Friday, August 5, 2011

My Own Private Island

Living in the NW, I spent a lot of the changing seasons inside, because it was cold. Ironically, I live in the South now, and I still spend most of my time inside but instead because the outside world is on fire. Living here is sometimes like opposite day for me. Since I spent the majority of my days inside (although I did spend a lot of time outside whenever the weather was permitting), I would make up games or take Sesame Street's suggestion and "use my imagination" to pretend I was outside.

When my mom bought her first house, it looked like a 1960's or 1970's sitcom except worse. The whole house was pale yellow, puke/lime green with formica countertops in a fading nausea, sponge paint everywhere, and shag carpeting. She spent the first fifteen years of my life remodeling the house to make it ours. The last thing to go were the carpets which were in green and orange.

My Barbies tanned on our couches that resembled white beaches. When the Polly Pockets went on treks through the forest or had a picnic outside, they hiked across grass (curtesy of our puke green carpeting).
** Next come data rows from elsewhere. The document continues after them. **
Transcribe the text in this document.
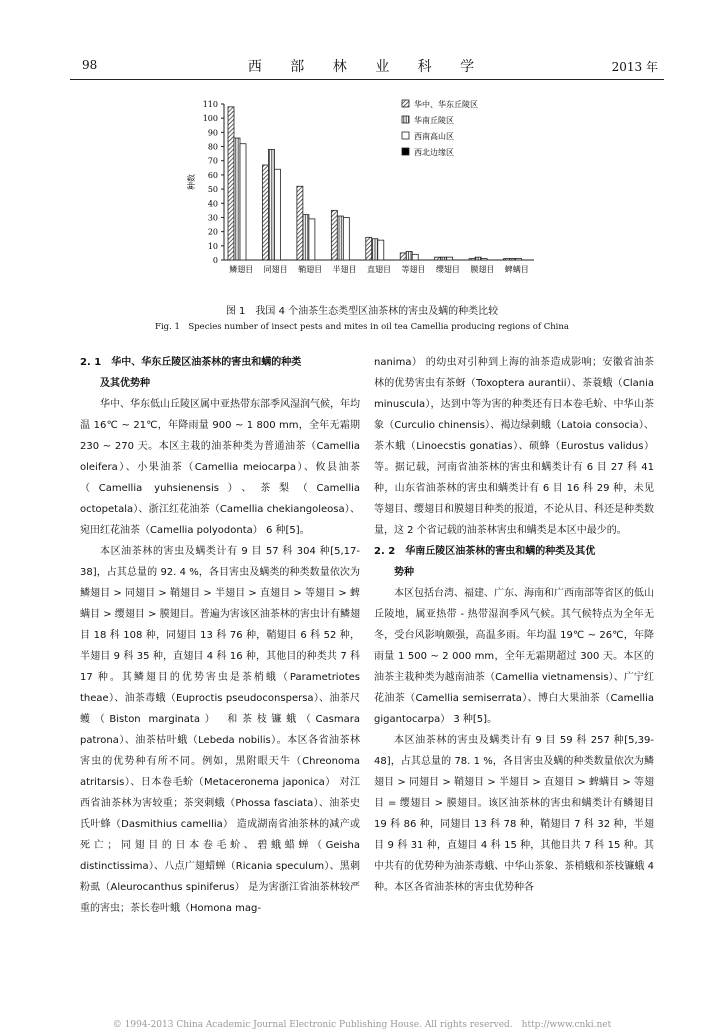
98	西 部 林 业 科 学	2013 年
0
10
20
30
40
50
60
70
80
90
100
110
种数
鳞翅目 同翅目 鞘翅目 半翅目 直翅目 等翅目 缨翅目 膜翅目 蜱螨目
华中、华东丘陵区
华南丘陵区
西南高山区
西北边缘区
图 1　我国 4 个油茶生态类型区油茶林的害虫及螨的种类比较
Fig. 1　Species number of insect pests and mites in oil tea Camellia producing regions of China

2. 1　华中、华东丘陵区油茶林的害虫和螨的种类
及其优势种

华中、华东低山丘陵区属中亚热带东部季风湿润气候，年均温 16℃ ~ 21℃，年降雨量 900 ~ 1 800 mm，全年无霜期 230 ~ 270 天。本区主栽的油茶种类为普通油茶（Camellia oleifera）、小果油茶（Camellia meiocarpa）、攸县油茶（Camellia yuhsienensis）、茶梨（Camellia octopetala）、浙江红花油茶（Camellia chekiangoleosa）、宛田红花油茶（Camellia polyodonta） 6 种[5]。

本区油茶林的害虫及螨类计有 9 目 57 科 304 种[5,17-38]，占其总量的 92. 4 %，各目害虫及螨类的种类数量依次为鳞翅目 > 同翅目 > 鞘翅目 > 半翅目 > 直翅目 > 等翅目 > 蜱螨目 > 缨翅目 > 膜翅目。普遍为害该区油茶林的害虫计有鳞翅目 18 科 108 种，同翅目 13 科 76 种，鞘翅目 6 科 52 种，半翅目 9 科 35 种，直翅目 4 科 16 种，其他目的种类共 7 科 17 种。其鳞翅目的优势害虫是茶梢蛾（Parametriotes theae）、油茶毒蛾（Euproctis pseudoconspersa）、油茶尺蠖（Biston marginata） 和茶枝镰蛾（Casmara patrona）、油茶枯叶蛾（Lebeda nobilis）。本区各省油茶林害虫的优势种有所不同。例如，黑附眼天牛（Chreonoma atritarsis）、日本卷毛蚧（Metaceronema japonica） 对江西省油茶林为害较重；茶突刺蛾（Phossa fasciata）、油茶史氏叶蜂（Dasmithius camellia） 造成湖南省油茶林的减产或死亡；同翅目的日本卷毛蚧、碧蛾蜡蝉（Geisha distinctissima）、八点广翅蜡蝉（Ricania speculum）、黑刺粉虱（Aleurocanthus spiniferus） 是为害浙江省油茶林较严重的害虫；茶长卷叶蛾（Homona mag-

nanima） 的幼虫对引种到上海的油茶造成影响；安徽省油茶林的优势害虫有茶蚜（Toxoptera aurantii）、茶蓑蛾（Clania minuscula），达到中等为害的种类还有日本卷毛蚧、中华山茶象（Curculio chinensis）、褐边绿刺蛾（Latoia consocia）、茶木蛾（Linoecstis gonatias）、硕蜂（Eurostus validus） 等。据记载，河南省油茶林的害虫和螨类计有 6 目 27 科 41 种，山东省油茶林的害虫和螨类计有 6 目 16 科 29 种，未见等翅目、缨翅目和膜翅目种类的报道，不论从目、科还是种类数量，这 2 个省记载的油茶林害虫和螨类是本区中最少的。

2. 2　华南丘陵区油茶林的害虫和螨的种类及其优
势种

本区包括台湾、福建、广东、海南和广西南部等省区的低山丘陵地，属亚热带 - 热带湿润季风气候。其气候特点为全年无冬，受台风影响颇强，高温多雨。年均温 19℃ ~ 26℃，年降雨量 1 500 ~ 2 000 mm，全年无霜期超过 300 天。本区的油茶主栽种类为越南油茶（Camellia vietnamensis）、广宁红花油茶（Camellia semiserrata）、博白大果油茶（Camellia gigantocarpa） 3 种[5]。

本区油茶林的害虫及螨类计有 9 目 59 科 257 种[5,39-48]，占其总量的 78. 1 %，各目害虫及螨的种类数量依次为鳞翅目 > 同翅目 > 鞘翅目 > 半翅目 > 直翅目 > 蜱螨目 > 等翅目 = 缨翅目 > 膜翅目。该区油茶林的害虫和螨类计有鳞翅目 19 科 86 种，同翅目 13 科 78 种，鞘翅目 7 科 32 种，半翅目 9 科 31 种，直翅目 4 科 15 种，其他目共 7 科 15 种。其中共有的优势种为油茶毒蛾、中华山茶象、茶梢蛾和茶枝镰蛾 4 种。本区各省油茶林的害虫优势种各

© 1994-2013 China Academic Journal Electronic Publishing House. All rights reserved.　http://www.cnki.net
The orange carpet in my bedroom was just carpet--try as we might, my bffs and I couldn't make it anything other than lava--but kids do that anyway. My mom even had a long blanket across her bed that was peach colored. Whenever she was doing laundry and her bed was bare, save for the peach blanket, I would sit on the bed and watch tv. During the commercials, I pretended I was in a desert. I always made sure to have a beverage on her side table as being in the desert and crawling from one side of her bed to the other was tiring. Pepsi was usually my first choice, but occasionally it was milk or water. Then I'd pretend the rest of the room was a mirage, and when I'd army crawl to the water, I'd finally found the drinking hole at the edge of the desert. Just in time, because the vultures were circling.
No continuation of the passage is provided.